Tous les chemins mènent à Rome : telle est la malédiction qui pèse sur le voyageur. Tous les chemins en sortent aussi : tel est son salut — Il suffit de les parcourir dans l’autre sens.
Rome est ainsi tout en bas de la pente où glissent les chemins qu’on suit sans y penser, sans rien regarder. À Rome, le voyage s’est immobilisé en son point le plus bas. Le chemin s’arrête, ou il tourne indéfiniment sur lui-même. C’est pourquoi le voyageur s’enlise, ou piétine : il est désœuvré, ou débordé. Mais il n’avance pas. Il est agité, il s’agite, mais il n’agit pas. Tout au plus participe-t-il, sans qu’il comprenne bien comment, à la fabrication d’une infime partie de quelque chose, sans qu’il sache bien quoi. À vrai dire, on pourrait tout aussi bien, on préférerait même se passer de lui — à moins qu’on ne se soit assuré qu’il n’aura plus jamais envie de voyager… Les vérités multiples, chatoyantes, contradictoires parfois que le voyageur rencontrait sur son chemin ne se valaient pas, certes — mais chacune n’était pas plus vraie, pas moins vraie que chaque autre. À Rome, il y a La Vérité, unique, immuable. Fausse donc, toujours.
Rome élève des murailles — mais le voyageur a besoin d’horizon. Rome élève des trônes aussi — mais le voyageur a besoin de marcher. Rome morcelle l’espace, atomise le temps — mais le voyageur parcourt tout l’espace, prend tout le temps. À Rome, l’événement est partout, mais il est toujours ailleurs, pour les autres. Pour chacun en particulier, rien ne se passe. Tout le monde a tout vu, sauf soi-même. Tout le monde sait tout, et n’est concerné par rien. Tout le monde a un avis sur tout, et n’est impliqué dans rien. Tout le monde juge de tout, et n’est responsable de rien.

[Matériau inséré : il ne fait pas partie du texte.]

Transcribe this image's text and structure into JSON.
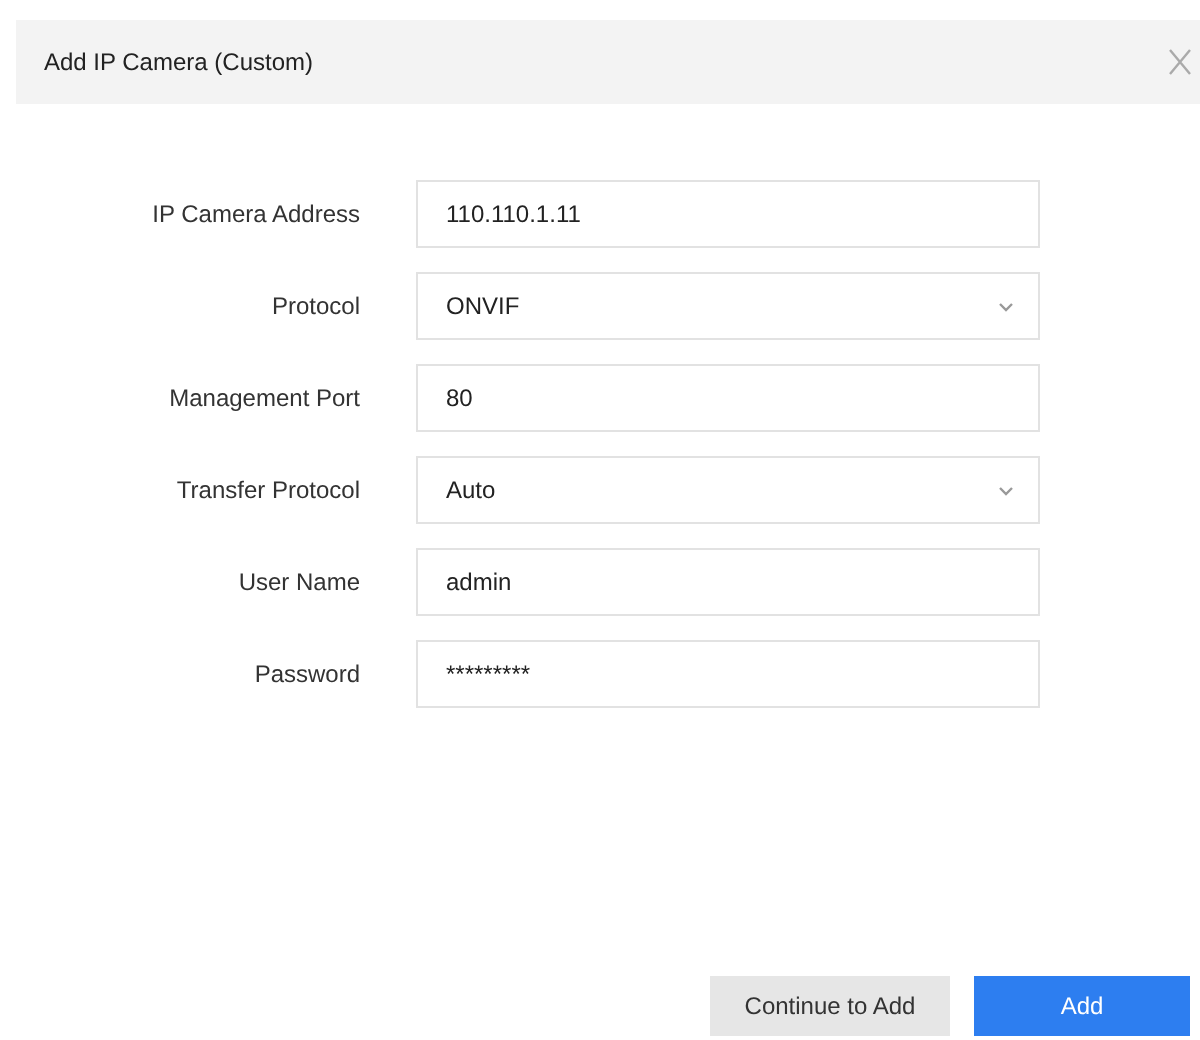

Le voyageur n’attache pas d’importance au fait d’être ou non dans la grande ville — seulement au fait d’être en train de marcher, en train de rencontrer des vérités, en train de partager des valeurs. Même en restant dans Rome, il peut continuer d’avancer sur un chemin qui ne cesse d’en sortir. Même en restant dans Rome, il peut cheminer à mille lieues de Rome. Il lui suffit d’être solidaire, fraternel — ouvert.
À la fin, le lent, le patient, l’infatigable cheminement aura usé toutes les murailles, anéanti tous les trônes.